前話で短かくなるなんて言いましたが、書いていたらいつも通りの量になってしまいました。

宜しくお願いします。


 ロイヤルファミリーとテーブルを囲んだ日から一ヶ月たった今日、忙しい合間をぬってメルリア様達とお茶の時間をとることに成功しました。


「お集まりいただきありがとうございます! 皆様と会いたくて会いたくて……今日はすごく嬉しいです!」


 変わらない皆様の親しげな笑顔に私も満面の笑みでお応えします。


「こちらこそ、お招きくださりありがとうございます。とても楽しみにしてましたのよ」

「毎日のようにお会いしてましたのに、お妃候補の解散で集まるのもなかなか難しくなりましたものね」

「リナ様は随分と頑張っているご様子で。少し心配もしてましたのよ」

「そうなのです。あの恐ろしい王太后陛下のしごきに笑顔で答えているなんて、リナ様は真性のマゾヒストではないか、なんて」


 ふふっと笑うマリーベル様に他のお三方が固まりました。


「ちょっと、マリーベル様!」

「な、何をいきなり!」

「そんなはずないではありませんか!」


 珍しくお三方がおたおたしてます。攻められたマリーベル様もびっくりしたお顔をされてますよ。


「そんな!! 皆様だって先程まで同じようなことをおっしゃっていたではありませんか! 王太后陛下の氷のような眼差しに刺のような言葉の数々を受けても笑顔で付き従えるリナ様は、むぐぐぐぐっ」


 ライラ様が素早くマリーベル様の口にマカロンを突っ込みます。それも三つも。涙目になりながらも一生懸命咀嚼(そしゃく)するマリーベル様にお茶を進めつつ、私はついつい声を出して笑ってしまいました。気安い雰囲気に溢れていてとても居心地がいいです。久々にお会いしたのにすぐにこうしてお話ができるのって、なんだかとても良いです。

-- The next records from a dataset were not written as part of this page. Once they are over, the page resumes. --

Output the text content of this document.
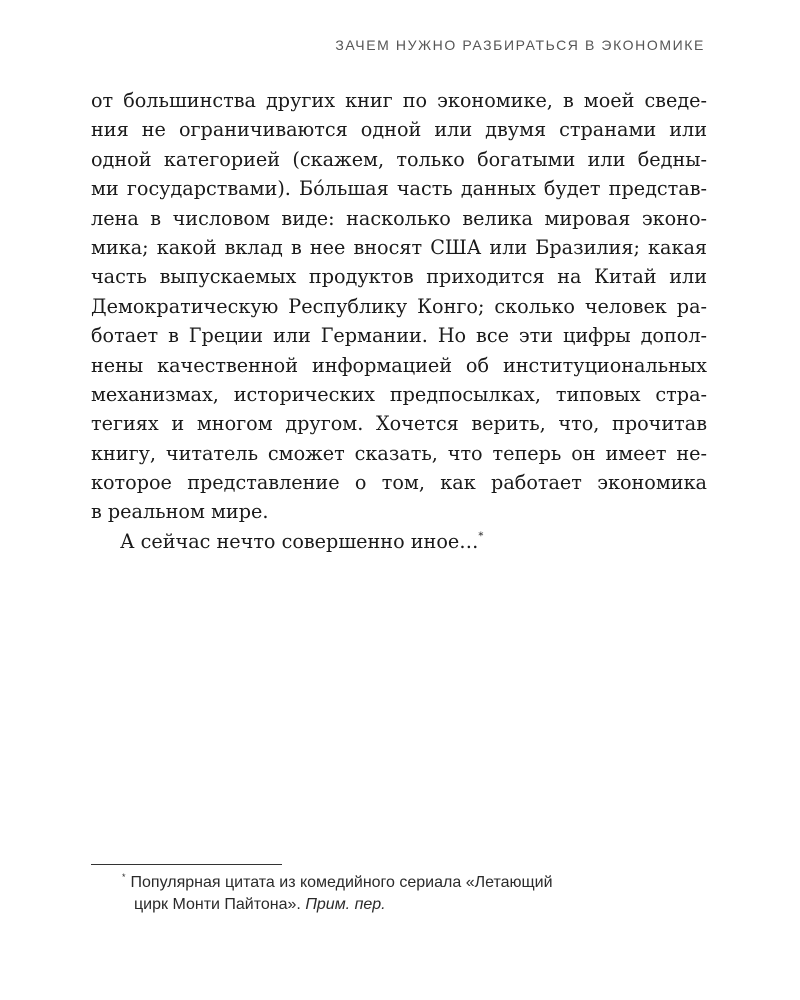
ЗАЧЕМ НУЖНО РАЗБИРАТЬСЯ В ЭКОНОМИКЕ
от большинства других книг по экономике, в моей сведе-
ния не ограничиваются одной или двумя странами или
одной категорией (скажем, только богатыми или бедны-
ми государствами). Бо́льшая часть данных будет представ-
лена в числовом виде: насколько велика мировая эконо-
мика; какой вклад в нее вносят США или Бразилия; какая
часть выпускаемых продуктов приходится на Китай или
Демократическую Республику Конго; сколько человек ра-
ботает в Греции или Германии. Но все эти цифры допол-
нены качественной информацией об институциональных
механизмах, исторических предпосылках, типовых стра-
тегиях и многом другом. Хочется верить, что, прочитав
книгу, читатель сможет сказать, что теперь он имеет не-
которое представление о том, как работает экономика
в реальном мире.
А сейчас нечто совершенно иное…*
* Популярная цитата из комедийного сериала «Летающий
цирк Монти Пайтона». Прим. пер.
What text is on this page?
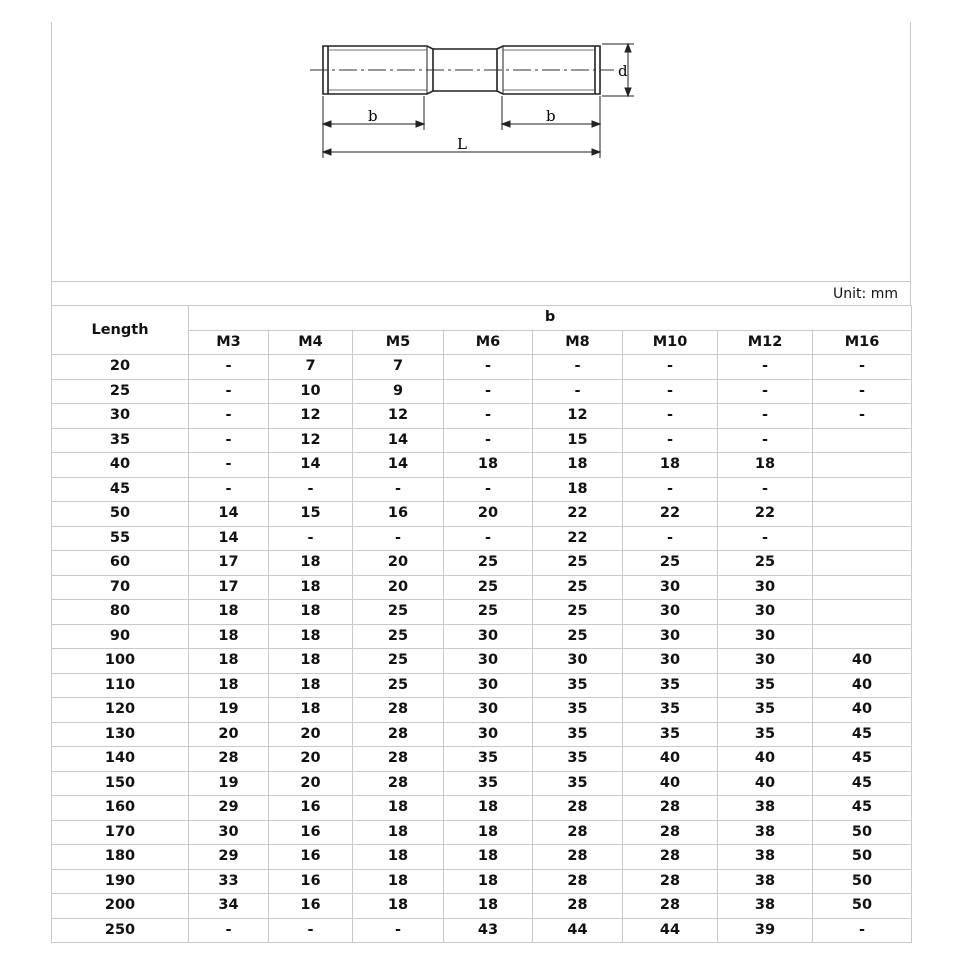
d
b	b
L
Unit: mm
Length	b							
	M3	M4	M5	M6	M8	M10	M12	M16
20	-	7	7	-	-	-	-	-
25	-	10	9	-	-	-	-	-
30	-	12	12	-	12	-	-	-
35	-	12	14	-	15	-	-	
40	-	14	14	18	18	18	18	
45	-	-	-	-	18	-	-	
50	14	15	16	20	22	22	22	
55	14	-	-	-	22	-	-	
60	17	18	20	25	25	25	25	
70	17	18	20	25	25	30	30	
80	18	18	25	25	25	30	30	
90	18	18	25	30	25	30	30	
100	18	18	25	30	30	30	30	40
110	18	18	25	30	35	35	35	40
120	19	18	28	30	35	35	35	40
130	20	20	28	30	35	35	35	45
140	28	20	28	35	35	40	40	45
150	19	20	28	35	35	40	40	45
160	29	16	18	18	28	28	38	45
170	30	16	18	18	28	28	38	50
180	29	16	18	18	28	28	38	50
190	33	16	18	18	28	28	38	50
200	34	16	18	18	28	28	38	50
250	-	-	-	43	44	44	39	-
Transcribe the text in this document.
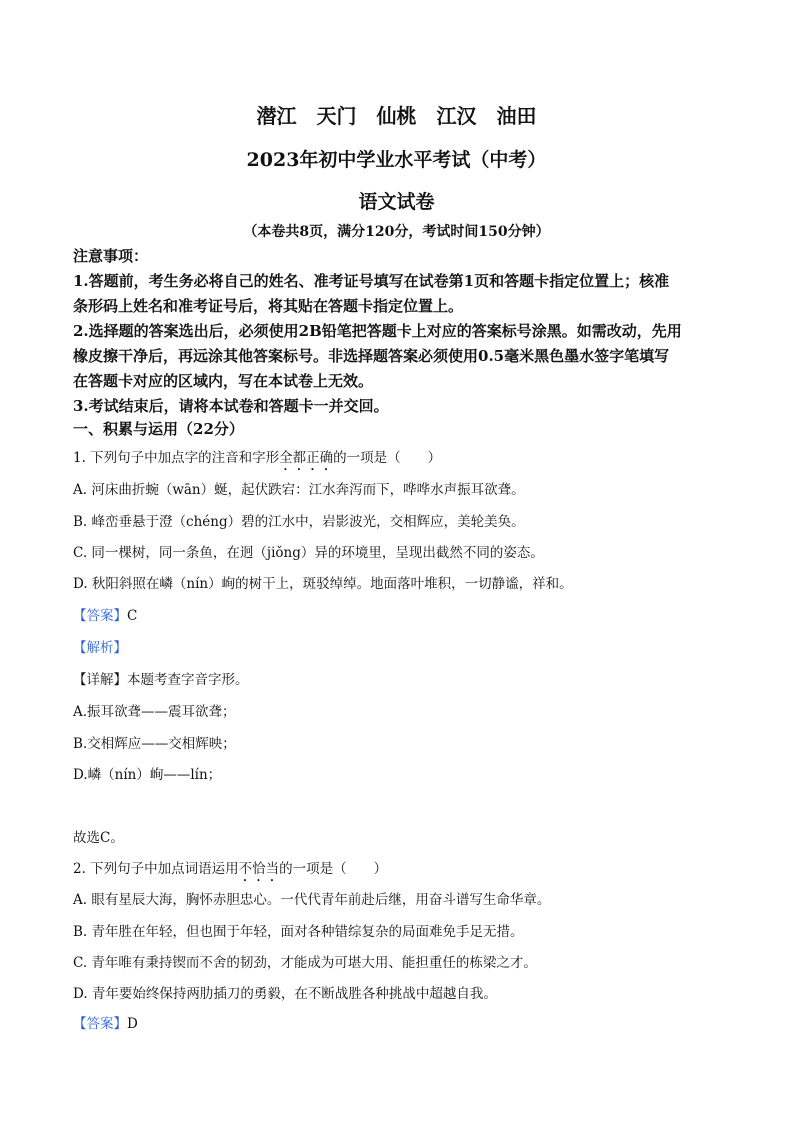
潜江 天门 仙桃 江汉 油田
2023年初中学业水平考试（中考）
语文试卷
（本卷共8页，满分120分，考试时间150分钟）
注意事项：
1.答题前，考生务必将自己的姓名、准考证号填写在试卷第1页和答题卡指定位置上；核准
条形码上姓名和准考证号后，将其贴在答题卡指定位置上。
2.选择题的答案选出后，必须使用2B铅笔把答题卡上对应的答案标号涂黑。如需改动，先用
橡皮擦干净后，再远涂其他答案标号。非选择题答案必须使用0.5毫米黑色墨水签字笔填写
在答题卡对应的区域内，写在本试卷上无效。
3.考试结束后，请将本试卷和答题卡一并交回。
一、积累与运用（22分）
1. 下列句子中加点字的注音和字形全都正确的一项是（　　）
A. 河床曲折蜿（wān）蜒，起伏跌宕：江水奔泻而下，哗哗水声振耳欲聋。
B. 峰峦垂悬于澄（chéng）碧的江水中，岩影波光，交相辉应，美轮美奂。
C. 同一棵树，同一条鱼，在迥（jiǒng）异的环境里，呈现出截然不同的姿态。
D. 秋阳斜照在嶙（nín）峋的树干上，斑驳绰绰。地面落叶堆积，一切静谧，祥和。
【答案】C
【解析】
【详解】本题考查字音字形。
A.振耳欲聋——震耳欲聋；
B.交相辉应——交相辉映；
D.嶙（nín）峋——lín；
故选C。
2. 下列句子中加点词语运用不恰当的一项是（　　）
A. 眼有星辰大海，胸怀赤胆忠心。一代代青年前赴后继，用奋斗谱写生命华章。
B. 青年胜在年轻，但也囿于年轻，面对各种错综复杂的局面难免手足无措。
C. 青年唯有秉持锲而不舍的韧劲，才能成为可堪大用、能担重任的栋梁之才。
D. 青年要始终保持两肋插刀的勇毅，在不断战胜各种挑战中超越自我。
【答案】D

「リナ様、お気を悪くしないでくださいませ。ただ苦労されたり無理をされているのではないかと心配なだけですのよ」


 そんな困ったお顔をされなくてもわかってますよ、アリサ様。大丈夫です。皆様の気遣いがわからないほど浅いお付き合いではないです。それにトリアンナ様の指導がはじまってから、その手の評価と視線には慣れてしまったんですよね。


「気を悪くなんて全然しませんよ! ですが私はマゾヒストではありませんし、王太后陛下もサディストではありませんからね。皆様の気にしすぎというか、勘違いです!」


 にっこりと言えば、そろってやや微妙なお顔をされてしまいました。

 そんな心配をされてしまうトリアンナ様のスパルタ授業ですが、たしかにすごいことはすごいです。ただ語学ただ作法というのではなく、複合してくるんですよね。休憩のお茶の時間すら、北の公用語で自国の政治の話をしながらマナーを観察される、みたいな。

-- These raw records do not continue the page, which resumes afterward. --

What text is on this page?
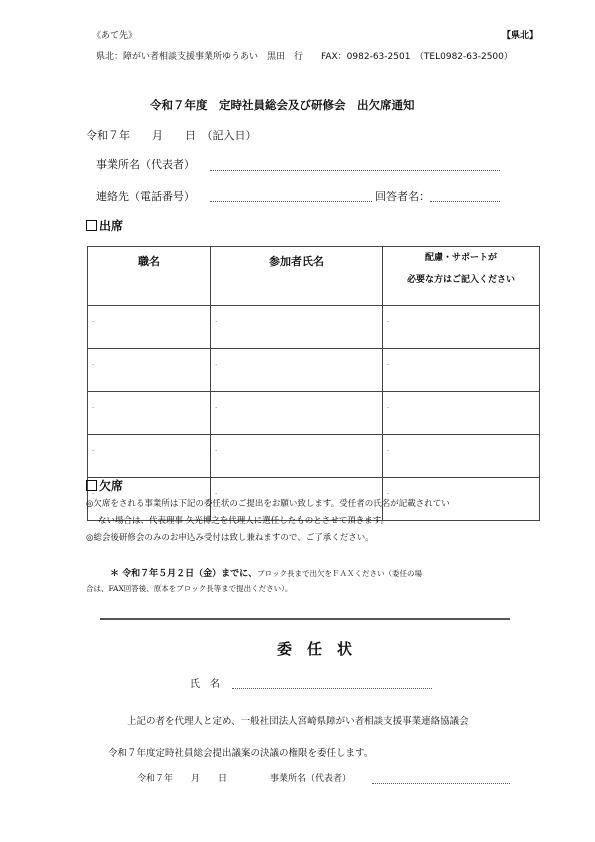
《あて先》	【県北】
県北：障がい者相談支援事業所ゆうあい　黒田　行　　FAX：0982-63-2501　（TEL0982-63-2500）
令和７年度　定時社員総会及び研修会　出欠席通知
令和７年　　月　　日　（記入日）
事業所名（代表者）
連絡先（電話番号）	回答者名：
出席
職名	参加者氏名	配慮・サポートが
必要な方はご記入ください

.	.	.
.	.	.
.	.	.
.	.	.
.	.	.
欠席
◎欠席をされる事業所は下記の委任状のご提出をお願い致します。受任者の氏名が記載されてい
ない場合は、代表理事 久光博之を代理人に選任したものとさせて頂きます。
◎総会後研修会のみのお申込み受付は致し兼ねますので、ご了承ください。
＊ 令和７年５月２日（金）までに、ブロック長まで出欠をＦＡＸください（委任の場
合は、FAX回答後、原本をブロック長等まで提出ください）。
委　任　状
氏　名
上記の者を代理人と定め、一般社団法人宮崎県障がい者相談支援事業連絡協議会
令和７年度定時社員総会提出議案の決議の権限を委任します。
令和７年　　月　　日	事業所名（代表者）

 そんな授業をいっさいのお褒めの言葉がなくとも頑張ってしまう私に、マゾ疑惑が発生したのは当然の流れと言えばそうなのですけど。私は何と言ってもオーラが見えてトリアンナ様の内面がわかりますから。

 失敗しそうになればハラハラと、はじめての挑戦の時はドキドキと、課題をこなしている時はワクワクと、そんな風に分かりやすいオーラの動きがいつだって私を言葉以上に励ましてくれるんです。間違えて厳しいお叱りを受ける時でさえ『貴女はよくやっている、でもまだまだ上にいける』とはっきりと伝えられては、へこたれるわけにはいきません。

 ですがこの状態が、オーラの見えない他の方からすれば毎日毎日何時間も鬼姑にイビられる健気な嫁の構図に見えるのでしょう。そのため各方面から憐れまれ優しくされ、今ではどうも一目置かれるようになった気さえします。真実は全然そんなんじゃないんですが。

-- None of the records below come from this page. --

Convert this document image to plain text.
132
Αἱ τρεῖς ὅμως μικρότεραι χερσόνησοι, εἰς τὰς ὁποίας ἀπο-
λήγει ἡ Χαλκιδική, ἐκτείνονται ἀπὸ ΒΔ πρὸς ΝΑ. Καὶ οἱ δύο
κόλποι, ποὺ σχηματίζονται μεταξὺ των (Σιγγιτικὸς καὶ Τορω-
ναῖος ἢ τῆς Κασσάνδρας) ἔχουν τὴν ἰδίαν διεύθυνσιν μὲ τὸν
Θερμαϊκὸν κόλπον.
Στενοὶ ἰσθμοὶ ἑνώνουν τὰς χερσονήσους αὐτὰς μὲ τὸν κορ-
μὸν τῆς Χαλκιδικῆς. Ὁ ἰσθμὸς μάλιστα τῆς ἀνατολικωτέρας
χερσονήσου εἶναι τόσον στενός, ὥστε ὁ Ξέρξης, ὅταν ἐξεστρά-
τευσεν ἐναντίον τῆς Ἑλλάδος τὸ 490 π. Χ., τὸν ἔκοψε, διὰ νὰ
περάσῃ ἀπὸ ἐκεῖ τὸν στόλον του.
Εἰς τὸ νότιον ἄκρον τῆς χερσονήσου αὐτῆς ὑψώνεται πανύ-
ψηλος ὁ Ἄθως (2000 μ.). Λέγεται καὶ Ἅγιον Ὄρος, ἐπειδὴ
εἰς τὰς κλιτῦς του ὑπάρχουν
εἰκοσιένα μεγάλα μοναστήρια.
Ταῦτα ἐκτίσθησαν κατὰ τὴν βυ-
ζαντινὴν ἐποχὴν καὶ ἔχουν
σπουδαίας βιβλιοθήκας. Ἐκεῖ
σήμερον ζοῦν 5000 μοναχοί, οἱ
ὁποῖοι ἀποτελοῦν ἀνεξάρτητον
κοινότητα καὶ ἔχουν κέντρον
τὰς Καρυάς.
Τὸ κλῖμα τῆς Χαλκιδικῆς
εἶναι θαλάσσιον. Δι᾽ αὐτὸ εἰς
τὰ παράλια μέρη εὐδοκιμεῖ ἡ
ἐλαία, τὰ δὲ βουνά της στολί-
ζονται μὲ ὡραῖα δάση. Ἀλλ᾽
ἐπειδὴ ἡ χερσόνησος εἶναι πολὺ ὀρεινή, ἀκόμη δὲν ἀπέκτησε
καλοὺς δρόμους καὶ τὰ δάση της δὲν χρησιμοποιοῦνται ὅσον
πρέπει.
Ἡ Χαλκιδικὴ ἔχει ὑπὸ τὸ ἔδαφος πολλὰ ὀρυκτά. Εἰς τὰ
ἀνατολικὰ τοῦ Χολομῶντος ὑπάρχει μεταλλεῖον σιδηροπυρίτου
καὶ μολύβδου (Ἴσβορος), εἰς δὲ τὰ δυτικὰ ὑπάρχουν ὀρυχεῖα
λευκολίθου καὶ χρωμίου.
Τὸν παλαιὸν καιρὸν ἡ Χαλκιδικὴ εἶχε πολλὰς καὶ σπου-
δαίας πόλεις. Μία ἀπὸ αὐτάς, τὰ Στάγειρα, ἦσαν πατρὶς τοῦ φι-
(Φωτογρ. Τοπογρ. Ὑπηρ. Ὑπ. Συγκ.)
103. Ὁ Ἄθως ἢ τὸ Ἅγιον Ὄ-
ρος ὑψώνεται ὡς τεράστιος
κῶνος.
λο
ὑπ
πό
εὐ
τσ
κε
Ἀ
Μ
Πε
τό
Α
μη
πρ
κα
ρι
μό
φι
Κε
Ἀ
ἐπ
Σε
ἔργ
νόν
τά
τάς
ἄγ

「なんというか王太后陛下は分かりにくいだけで、本当はとっても良い方なんですよ。確かに表情やお言葉はキツイですけど、心根はとてもお優しくて素敵な方です。私は大好きです!」


 色んな方から勘違いだらけのお言葉をいただく度に、そんなことはない! とこうして力いっぱい訴えるのですけど……。


「なんというか、リナ様は……」

「えぇ、お心が広いというか……」

「疑うことを知らないというか……」

「素直というか……」


 皆様も飽きれ半分、感心半分といったところでしょうか。私がどんなにトリアンナ様の印象改善を働きかけても大抵こういう反応なんですよね……。こればかりは時間をかけて変えていくしかありません。頑張りますよ。目指せ! 愛されトリアンナ様計画! あの素敵なツンデレを皆様に、です!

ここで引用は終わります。